WebGL and runtime performance in a functional paradigm

TL;DR: Performance is important for WebGL. Repeated allocations harm performance. Recycling variables can help.

I’ve worked as a WebGL graphics engine engineer for almost 5 years. Performance was a constant issue. Between puke-free VR, better mobile experience or just fancier graphics, there was always a reason to get better performance. This is why I’ve never done much with WebGL in Elm, despite liking both Elm and graphics. A language that relies on constant allocation and garbage collection seemed like a bad start for a “serious” WebGL application. Missing RTT would also have been a problem but that’s a different matter.

The issue resurfaced for me a few months ago at a presentation by unsoundscapes about his physics engine. In particular the fact that it was faster when using record-typed linear algebra than the elm-experimentation ones.

The reason for this was obvious to me: allocation of objects and arrays is faster than allocation of typed arrays in JavaScript. I used to choose between regular and typed arrays on a case-by-case basis, depending on their longevity.
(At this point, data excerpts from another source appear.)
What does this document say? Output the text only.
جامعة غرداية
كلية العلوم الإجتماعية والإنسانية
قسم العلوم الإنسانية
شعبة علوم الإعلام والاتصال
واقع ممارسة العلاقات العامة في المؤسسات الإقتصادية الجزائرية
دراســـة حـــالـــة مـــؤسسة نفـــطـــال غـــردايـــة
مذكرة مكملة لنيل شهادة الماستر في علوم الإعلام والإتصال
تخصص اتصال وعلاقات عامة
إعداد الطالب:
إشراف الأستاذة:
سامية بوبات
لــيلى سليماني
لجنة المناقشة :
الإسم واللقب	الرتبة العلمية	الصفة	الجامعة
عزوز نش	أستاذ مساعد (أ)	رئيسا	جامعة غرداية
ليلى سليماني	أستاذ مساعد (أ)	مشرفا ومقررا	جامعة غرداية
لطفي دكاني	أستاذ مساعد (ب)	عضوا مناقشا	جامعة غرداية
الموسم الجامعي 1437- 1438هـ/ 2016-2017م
A test to show the difference:

var nIterations = 5000000;

var t0 = performance.now();

for (let i = 0; i < nIterations; ++i) {
  var v3 = {x:1,y:2,z:3};
}

var t1 = performance.now();
console.log("Object creation took " + (t1 - t0) + " milliseconds.");

var t2 = performance.now();

for (let i = 0; i < nIterations; ++i) {
  var v3 = new Float32Array([1,2,3]);
}

var t3 = performance.now();
console.log("Typed array creation the Elm way took " + (t3 - t2) + " milliseconds.");

var t4 = performance.now();

for (let i = 0; i < nIterations; ++i) {
  var v3 = new Float32Array(3);
  v3[0] = 1;
  v3[1] = 2;
  v3[2] = 3;
}

var t5 = performance.now();
console.log("Typed array direct creation took " + (t5 - t4) + " milliseconds.");

var t6 = performance.now();

for (let i = 0; i < nIterations; ++i) {
  var v3 = [1,2,3];
}

var t7 = performance.now();
console.log("Regula array creation took " + (t7 - t6) + " milliseconds.");

Resulting in 1120ms, 4070ms, 5232m and 1578ms. IOW, allocating objects is a lot faster. Typed arrays on the other hand are faster for computation, especially when SIMD instructions are available.
In Elm, every computation comes with an allocation, and generally speaking allocation is the expensive part of a program, generic memory managers being terribly complex.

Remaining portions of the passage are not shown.